The last part of that is incorrect.
Complementary subspaces are almost never unique. For instance, take the horizontal x-axis in the real plane. This subspace is complemented in the plane by any other line through the origin.
Okay! These cleared most of my problem.

If V is a vector space and W is a subspace...
Now, can I go further and say that, the set that consists of one element from each equivalent class (and just the zero vector from the eq class containing W) is a complementary subspace of the subspace, W?
In the example in the quote above, that would mean all curves (that are strictly increasing/decreasing) and not just the straight lines, through origin.

morphism
Homework Helper
No, that set is not a complementary subspace of W - it need not even be a subspace!

The idea is that if you take W and collapse it, you will get a new vector space consisting of these equivalence classes you defined in post #1 (we define addition and scalar multiplication in the obvious way: +[v]=[u+v] and k[v]=[kv]; it's easy to check that these definitions are good (i.e. addition and scaling are 'well-defined'), and turn the set of equivalence classes into a vector space).

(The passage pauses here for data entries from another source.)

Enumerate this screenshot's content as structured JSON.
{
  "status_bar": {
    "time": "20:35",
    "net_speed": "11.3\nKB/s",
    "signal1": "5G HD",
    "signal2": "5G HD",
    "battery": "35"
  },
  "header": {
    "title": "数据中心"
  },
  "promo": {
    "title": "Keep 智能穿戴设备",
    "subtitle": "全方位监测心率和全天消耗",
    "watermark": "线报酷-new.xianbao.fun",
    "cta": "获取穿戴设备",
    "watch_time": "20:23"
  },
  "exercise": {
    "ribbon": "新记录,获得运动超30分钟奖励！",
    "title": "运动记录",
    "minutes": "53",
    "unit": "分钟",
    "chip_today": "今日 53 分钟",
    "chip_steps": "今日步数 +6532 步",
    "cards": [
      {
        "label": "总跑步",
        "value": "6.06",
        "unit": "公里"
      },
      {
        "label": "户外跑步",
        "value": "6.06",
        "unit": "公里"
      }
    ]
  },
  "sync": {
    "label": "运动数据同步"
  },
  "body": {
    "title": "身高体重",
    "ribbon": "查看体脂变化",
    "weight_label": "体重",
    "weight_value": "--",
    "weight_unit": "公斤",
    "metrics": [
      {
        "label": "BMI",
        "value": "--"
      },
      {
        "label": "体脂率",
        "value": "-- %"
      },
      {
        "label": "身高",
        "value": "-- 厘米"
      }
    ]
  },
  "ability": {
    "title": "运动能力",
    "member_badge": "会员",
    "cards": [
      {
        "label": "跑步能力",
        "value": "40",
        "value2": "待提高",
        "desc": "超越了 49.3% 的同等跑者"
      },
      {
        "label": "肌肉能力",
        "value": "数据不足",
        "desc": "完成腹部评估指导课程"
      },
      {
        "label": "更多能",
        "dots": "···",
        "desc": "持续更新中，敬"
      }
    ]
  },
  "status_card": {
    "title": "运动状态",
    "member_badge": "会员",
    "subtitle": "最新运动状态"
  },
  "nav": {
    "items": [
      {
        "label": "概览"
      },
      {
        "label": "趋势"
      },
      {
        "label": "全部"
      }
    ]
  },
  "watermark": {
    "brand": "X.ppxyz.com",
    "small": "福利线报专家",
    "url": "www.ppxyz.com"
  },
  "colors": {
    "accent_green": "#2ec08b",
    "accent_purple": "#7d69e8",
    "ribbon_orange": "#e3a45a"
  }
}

It's like when you take the integers Z and consider the subset of multiples of some n, i.e. the set nZ. When you look at the equivalence classes in this setting, you're basically looking at the integers modulo n. This set, which we denote by Z/nZ, naturally carries structure similar to Z (it's a ring). Analogously, we're taking W in V and forming the vector space V/W. Now this vector space has a basis*, say {[v_i]}. Note that [v_i] is then necessarily nonzero, i.e. v_i does not belong to W, for each i. I claim that the set {v_i} is linearly independent in V. Can you prove this claim? Having done this, consider the space U spanned by {v_i}. It's clear that W and U intersect only in {0} (why?), and that moreover W+U=V. To see why the latter equation holds, take any v in V, and consider its equivalence class [v]. We can find scalars $\lambda_1, \ldots, \lambda_n$ and vectors $v_{i_1}, \ldots, v_{i_n}$ such that

$$[v]=\lambda_1 [v_{i_1}] + \cdots + \lambda_n [v_{i_n}] = [\lambda_1 v_{i_1} + \cdots + \lambda_n v_{i_n}]$$.

In other words, $v - (\lambda_1 v_{i_1} + \cdots + \lambda_n v_{i_n}) \in W$, so that there is a w in W such that $v = w + (\lambda_1 v_{i_1} + \cdots + \lambda_n v_{i_n})$. But by definition, $\lambda_1 v_{i_1} + \cdots + \lambda_n v_{i_n} \in U$. This proves that v is in U+V.

*: Well, to actually prove that every vector space has a basis we need Zorn's lemma (to ensure that even infinite-dimensional vector spaces have bases). Since you're trying to avoid Zorn's lemma, we can stick to those instances when V/W is finite dimensional, i.e. when W is a 'sufficiently large' subspace of V.

Oh yeah, that does not even form a (sub)space!
Thanks. Your explanation did clear up my confusion!
And I think the linear independence of { v_i } in U can be proven by the linear independence of { [v_i] } in V/W. Also, using the same linear independence, we can say that intersection of W and U is {0} alone.